Northern cities must become more productive if the government's plan for a Northern Powerhouse is to become a reality, a think tank has warned.
A new Centre for Cities report today said that chancellor George Osborne's ambition will only come to fruition if the focus is on boosting productivity in underperforming cities in the north.
The report compares the cities to the Rhine-Ruhr and Randstad regions of Germany and Holland, which the government has said are models for the Northern Powerhouse, and finds the success of these regions is not to do with extensive connections between cities in these areas.
In fact, "inter-city communing links in the Rhine-Ruhr and Randstad areas are actually little better than in the north of England", the think tank said.
So far, Osborne has put much emphasis on links between the cities, hailing HS3 to speed up east-west connections and investment into roads in the regions.
It added: "Instead, the economic vibrancy of these regions is driven by the strong performance of their individual cities, which are 40 per cent more productive than counterparts in the Northern Powerhouse."
Alexandra Jones, chief executive of Centre for Cities said: "The government’s initiative has the potential to have a huge impact in addressing the north/south divide, but only if it maintains its original focus of boosting productivity in major Northern cities such as Manchester, Leeds and Newcastle.
"These big urban areas have the most potential for growth in the region, but are currently underperforming, especially in comparison to cities in more successful areas such as the Rhine-Ruhr and Randstad areas."
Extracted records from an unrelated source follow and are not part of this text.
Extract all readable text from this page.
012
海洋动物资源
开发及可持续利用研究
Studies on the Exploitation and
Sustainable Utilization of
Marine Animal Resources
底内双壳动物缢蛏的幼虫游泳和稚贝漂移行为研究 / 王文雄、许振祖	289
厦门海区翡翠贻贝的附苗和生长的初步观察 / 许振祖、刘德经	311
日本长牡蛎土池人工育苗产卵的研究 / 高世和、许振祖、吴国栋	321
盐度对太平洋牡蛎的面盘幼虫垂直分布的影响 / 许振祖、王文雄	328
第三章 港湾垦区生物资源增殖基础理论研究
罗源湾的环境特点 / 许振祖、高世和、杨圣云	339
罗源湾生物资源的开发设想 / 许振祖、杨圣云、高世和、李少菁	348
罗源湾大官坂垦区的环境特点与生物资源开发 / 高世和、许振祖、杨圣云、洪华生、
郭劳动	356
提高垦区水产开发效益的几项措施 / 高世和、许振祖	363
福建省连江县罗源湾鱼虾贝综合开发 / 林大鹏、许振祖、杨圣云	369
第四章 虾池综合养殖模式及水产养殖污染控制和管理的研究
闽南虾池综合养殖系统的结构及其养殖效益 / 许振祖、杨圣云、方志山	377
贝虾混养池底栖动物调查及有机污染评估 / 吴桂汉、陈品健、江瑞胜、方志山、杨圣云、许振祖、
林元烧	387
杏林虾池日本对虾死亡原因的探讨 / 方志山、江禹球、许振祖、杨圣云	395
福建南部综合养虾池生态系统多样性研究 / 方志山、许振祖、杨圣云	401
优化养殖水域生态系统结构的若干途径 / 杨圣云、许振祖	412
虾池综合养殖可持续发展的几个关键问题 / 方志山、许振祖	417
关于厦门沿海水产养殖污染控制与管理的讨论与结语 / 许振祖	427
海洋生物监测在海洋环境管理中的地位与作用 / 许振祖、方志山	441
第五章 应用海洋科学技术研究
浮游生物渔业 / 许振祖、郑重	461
Based on the findings, the think tank said that national and local policy-makers must focus on addressing the skills-gap in Northern cities, as well as finalising devolution to enhance city-region governance.
It also recommended that strengthening transport links within cities is a bigger priority than inter-city links, as research shows it will help improve productivity and give a boost to economic development.
A Government Spokesman said: "Centre for Cities recognises the need to address skills needs, strengthen transport networks and champion strong local leadership, which is exactly what we are doing.
"Already we have seen the Northern Powerhouse leading the way by agreeing five devolution deals which will see voters in the North elect their own powerful new mayors by next May. We are spending billions of pounds on a faster, more frequent transport network that will better connect Northern cities, expand opportunities for business and improve access to employment and skills.
"While there were more people in jobs across the North at the end of last year than ever before, we are clear this is a long-term project and will continue building on this progress as part of our long-term economic plan."
Stephen Ibbotson, ICAEW Director of Business, agreed with the report that productivity is essential, but added that no part of the North should suffer from a lack of connectivity.